From the Classroom to the Workplace: How Social Science Students Are Learning to do Data Analysis for Real


Authors: 
Jackie Carter, Mark Brown, and Kathryn Simpson
Year: 
2017
URL: 
http://iase-web.org/documents/SERJ/SERJ16(1)_Carter.pdf
Abstract: 

In British social science degree programmes, methods courses have a bad press,
and statistics courses in particular are not well-liked by most students.

A nationally coordinated, strategic investment in quantitative skills training, Q-Step, is an attempt
to address the issues affecting the shortage of quantitatively trained humanities and
social science graduates. Pedagogic approaches to teaching statistics and data
analysis to social science students are starting to indicate positive outcomes.
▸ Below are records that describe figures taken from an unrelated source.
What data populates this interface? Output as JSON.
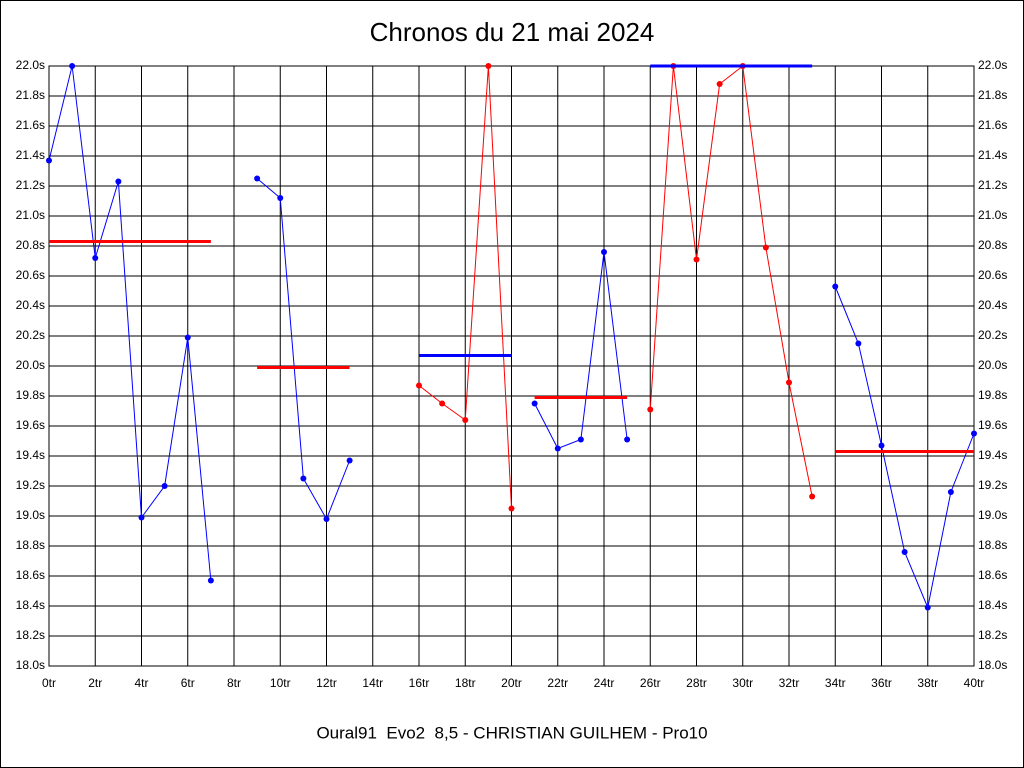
{
  "chart_data": {
    "type": "line",
    "title": "Chronos du 21 mai 2024",
    "subtitle": "Oural91  Evo2  8,5 - CHRISTIAN GUILHEM - Pro10",
    "xlim": [
      0,
      40
    ],
    "xticks": [
      {
        "value": 0,
        "label": "0tr"
      },
      {
        "value": 2,
        "label": "2tr"
      },
      {
        "value": 4,
        "label": "4tr"
      },
      {
        "value": 6,
        "label": "6tr"
      },
      {
        "value": 8,
        "label": "8tr"
      },
      {
        "value": 10,
        "label": "10tr"
      },
      {
        "value": 12,
        "label": "12tr"
      },
      {
        "value": 14,
        "label": "14tr"
      },
      {
        "value": 16,
        "label": "16tr"
      },
      {
        "value": 18,
        "label": "18tr"
      },
      {
        "value": 20,
        "label": "20tr"
      },
      {
        "value": 22,
        "label": "22tr"
      },
      {
        "value": 24,
        "label": "24tr"
      },
      {
        "value": 26,
        "label": "26tr"
      },
      {
        "value": 28,
        "label": "28tr"
      },
      {
        "value": 30,
        "label": "30tr"
      },
      {
        "value": 32,
        "label": "32tr"
      },
      {
        "value": 34,
        "label": "34tr"
      },
      {
        "value": 36,
        "label": "36tr"
      },
      {
        "value": 38,
        "label": "38tr"
      },
      {
        "value": 40,
        "label": "40tr"
      }
    ],
    "ylim": [
      18,
      22
    ],
    "yticks": [
      {
        "value": 18,
        "label": "18.0s"
      },
      {
        "value": 18.2,
        "label": "18.2s"
      },
      {
        "value": 18.4,
        "label": "18.4s"
      },
      {
        "value": 18.6,
        "label": "18.6s"
      },
      {
        "value": 18.8,
        "label": "18.8s"
      },
      {
        "value": 19,
        "label": "19.0s"
      },
      {
        "value": 19.2,
        "label": "19.2s"
      },
      {
        "value": 19.4,
        "label": "19.4s"
      },
      {
        "value": 19.6,
        "label": "19.6s"
      },
      {
        "value": 19.8,
        "label": "19.8s"
      },
      {
        "value": 20,
        "label": "20.0s"
      },
      {
        "value": 20.2,
        "label": "20.2s"
      },
      {
        "value": 20.4,
        "label": "20.4s"
      },
      {
        "value": 20.6,
        "label": "20.6s"
      },
      {
        "value": 20.8,
        "label": "20.8s"
      },
      {
        "value": 21,
        "label": "21.0s"
      },
      {
        "value": 21.2,
        "label": "21.2s"
      },
      {
        "value": 21.4,
        "label": "21.4s"
      },
      {
        "value": 21.6,
        "label": "21.6s"
      },
      {
        "value": 21.8,
        "label": "21.8s"
      },
      {
        "value": 22,
        "label": "22.0s"
      }
    ],
    "grid": true,
    "series": [
      {
        "color": "#0000ff",
        "markers": true,
        "x": [
          0,
          1,
          2,
          3,
          4,
          5,
          6,
          7
        ],
        "values": [
          21.37,
          22.0,
          20.72,
          21.23,
          18.99,
          19.2,
          20.19,
          18.57
        ]
      },
      {
        "color": "#ff0000",
        "markers": false,
        "x": [
          0,
          7
        ],
        "values": [
          20.83,
          20.83
        ]
      },
      {
        "color": "#0000ff",
        "markers": true,
        "x": [
          9,
          10,
          11,
          12,
          13
        ],
        "values": [
          21.25,
          21.12,
          19.25,
          18.98,
          19.37
        ]
      },
      {
        "color": "#ff0000",
        "markers": false,
        "x": [
          9,
          13
        ],
        "values": [
          19.99,
          19.99
        ]
      },
      {
        "color": "#ff0000",
        "markers": true,
        "x": [
          16,
          17,
          18,
          19,
          20
        ],
        "values": [
          19.87,
          19.75,
          19.64,
          22.0,
          19.05
        ]
      },
      {
        "color": "#0000ff",
        "markers": false,
        "x": [
          16,
          20
        ],
        "values": [
          20.07,
          20.07
        ]
      },
      {
        "color": "#0000ff",
        "markers": true,
        "x": [
          21,
          22,
          23,
          24,
          25
        ],
        "values": [
          19.75,
          19.45,
          19.51,
          20.76,
          19.51
        ]
      },
      {
        "color": "#ff0000",
        "markers": false,
        "x": [
          21,
          25
        ],
        "values": [
          19.79,
          19.79
        ]
      },
      {
        "color": "#ff0000",
        "markers": true,
        "x": [
          26,
          27,
          28,
          29,
          30,
          31,
          32,
          33
        ],
        "values": [
          19.71,
          22.0,
          20.71,
          21.88,
          22.0,
          20.79,
          19.89,
          19.13
        ]
      },
      {
        "color": "#0000ff",
        "markers": false,
        "x": [
          26,
          33
        ],
        "values": [
          22.0,
          22.0
        ]
      },
      {
        "color": "#0000ff",
        "markers": true,
        "x": [
          34,
          35,
          36,
          37,
          38,
          39,
          40
        ],
        "values": [
          20.53,
          20.15,
          19.47,
          18.76,
          18.39,
          19.16,
          19.55
        ]
      },
      {
        "color": "#ff0000",
        "markers": false,
        "x": [
          34,
          40
        ],
        "values": [
          19.43,
          19.43
        ]
      }
    ]
  }
}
This
paper contributes to these debates by focusing on the perspective of the student
experience in different learning environments: first, we explain the approach taken at
the University of Manchester to teaching a core quantitative research methods
module for second-year sociology students; and second, we introduce case studies of
three undergraduates who took that training and went on to work as interns with
social research organisations, as part of a Manchester Q-Step Centre initiative to
take learning from the classroom into the workplace.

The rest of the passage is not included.